Délaissé pour Versailles, le Louvre était au milieu du XVIIIe siècle dans un état de délabrement avancé. Marigny pour répondre aux critiques qui s’élèvent ne demeure pas inactif : il expulse de la cour Carrée tous les parasites qui y avaient élu domicile, et fait détruire les constructions. De l’autre côté, sur la place du Louvre, entre la colonnade et Saint-Germain l’Auxerrois, il fait dégager la façade en faisant démolir ce qu’il restait de l’hôtel du Petit-Bourbon et tous les autres bâtiments adjacents. (Ces travaux ont été immortalisés par les peintures de Demachy.) C’est de ces travaux, et de la place du Louvre dont il est question dans cette lettre. L’atelier de Nicolas Coustou, le sculpteur renommé des chevaux de Marly, fut détruit à cette occasion.

Les ateliers de Coustou démolis, Marigny prévoit de reconstruire d’autres ateliers pour ce sculpteur de l’Académie sur l’emplacement des jardins des hôtels de Beuvron et Rouillé. Le roi ayant donné à la comtesse de Séran la jouissance de l’hôtel de Beuvron en janvier 1768, Marigny avait déjà eu la tâche de le faire entièrement restaurer et décorer.

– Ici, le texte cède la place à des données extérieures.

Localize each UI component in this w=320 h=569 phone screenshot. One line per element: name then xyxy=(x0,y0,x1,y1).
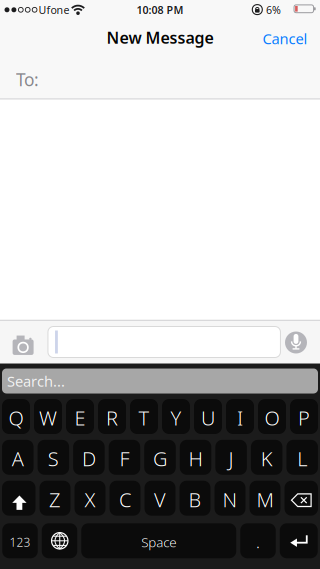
button[interactable]: B xyxy=(180,481,210,516)
button[interactable]: A xyxy=(2,440,34,475)
staticText: W xyxy=(39,404,57,431)
button[interactable]: 123 xyxy=(2,523,38,558)
staticText: Space xyxy=(141,533,176,551)
button[interactable]: G xyxy=(144,440,176,475)
staticText: F xyxy=(119,445,129,472)
staticText: E xyxy=(74,404,86,431)
staticText: O xyxy=(264,404,280,431)
staticText: T xyxy=(138,404,150,431)
staticText: 123 xyxy=(10,534,30,550)
staticText: 6% xyxy=(266,3,281,17)
staticText: Ufone xyxy=(38,3,70,17)
staticText: P xyxy=(298,404,310,431)
button[interactable]: J xyxy=(215,440,247,475)
button[interactable]: C xyxy=(110,481,140,516)
button[interactable]: Space xyxy=(81,523,236,558)
button[interactable]: U xyxy=(194,399,222,434)
button[interactable]: Delete xyxy=(284,481,318,516)
button[interactable]: Message field xyxy=(48,326,280,358)
button[interactable]: P xyxy=(290,399,318,434)
button[interactable]: H xyxy=(180,440,211,475)
button[interactable]: . xyxy=(240,523,276,558)
staticText: A xyxy=(12,445,24,472)
button[interactable]: T xyxy=(130,399,158,434)
button[interactable]: L xyxy=(286,440,318,475)
button[interactable]: Y xyxy=(162,399,190,434)
button[interactable]: E xyxy=(66,399,94,434)
button[interactable]: Shift xyxy=(2,481,36,516)
staticText: N xyxy=(222,486,238,513)
staticText: S xyxy=(48,445,59,472)
button[interactable]: Q xyxy=(2,399,30,434)
staticText: To: xyxy=(16,68,39,91)
staticText: G xyxy=(153,445,167,472)
staticText: L xyxy=(297,445,307,472)
button[interactable]: X xyxy=(74,481,106,516)
button[interactable]: V xyxy=(144,481,176,516)
button[interactable]: D xyxy=(73,440,105,475)
button[interactable]: R xyxy=(98,399,126,434)
button[interactable]: S xyxy=(38,440,69,475)
button[interactable]: Camera xyxy=(13,335,34,355)
button[interactable]: Search xyxy=(2,368,318,394)
button[interactable]: To recipient xyxy=(0,63,320,96)
staticText: 10:08 PM xyxy=(136,3,184,17)
button[interactable]: Z xyxy=(40,481,70,516)
staticText: Q xyxy=(8,404,24,431)
button[interactable]: Return xyxy=(280,523,318,558)
staticText: R xyxy=(106,404,118,431)
staticText: H xyxy=(188,445,202,472)
staticText: Cancel xyxy=(262,29,308,48)
staticText: C xyxy=(119,486,131,513)
staticText: Search... xyxy=(7,371,65,391)
staticText: D xyxy=(82,445,96,472)
staticText: B xyxy=(188,486,202,513)
button[interactable]: M xyxy=(250,481,280,516)
staticText: J xyxy=(229,445,234,472)
button[interactable]: Record audio xyxy=(285,332,307,354)
staticText: K xyxy=(261,445,273,472)
staticText: I xyxy=(237,404,243,431)
button[interactable]: Cancel xyxy=(257,24,313,54)
button[interactable]: N xyxy=(214,481,246,516)
staticText: Y xyxy=(170,404,182,431)
staticText: X xyxy=(84,486,96,513)
staticText: M xyxy=(256,486,274,513)
button[interactable]: Next keyboard xyxy=(42,523,77,558)
button[interactable]: F xyxy=(109,440,140,475)
button[interactable]: I xyxy=(226,399,254,434)
staticText: New Message xyxy=(106,27,214,48)
button[interactable]: O xyxy=(258,399,286,434)
staticText: V xyxy=(154,486,166,513)
staticText: U xyxy=(201,404,215,431)
button[interactable]: W xyxy=(34,399,62,434)
button[interactable]: K xyxy=(251,440,282,475)
staticText: . xyxy=(256,531,260,553)
staticText: Z xyxy=(49,486,61,513)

La deuxième partie de la lettre concerne Charles-Pierre Coustou, frère de Guillaume, architecte du roi et avocat. Soufflot tente d’expliquer à Marigny que le diférend opposant Coustou à Mme de Malesherbes est le fruit d’un quiproquo, et que les propos offensants de Coustou ont été déformés.

L’inventaire après décès de Soufflot a été réalisé le 7 septembre 1780 par Charles-Pierre Coustou.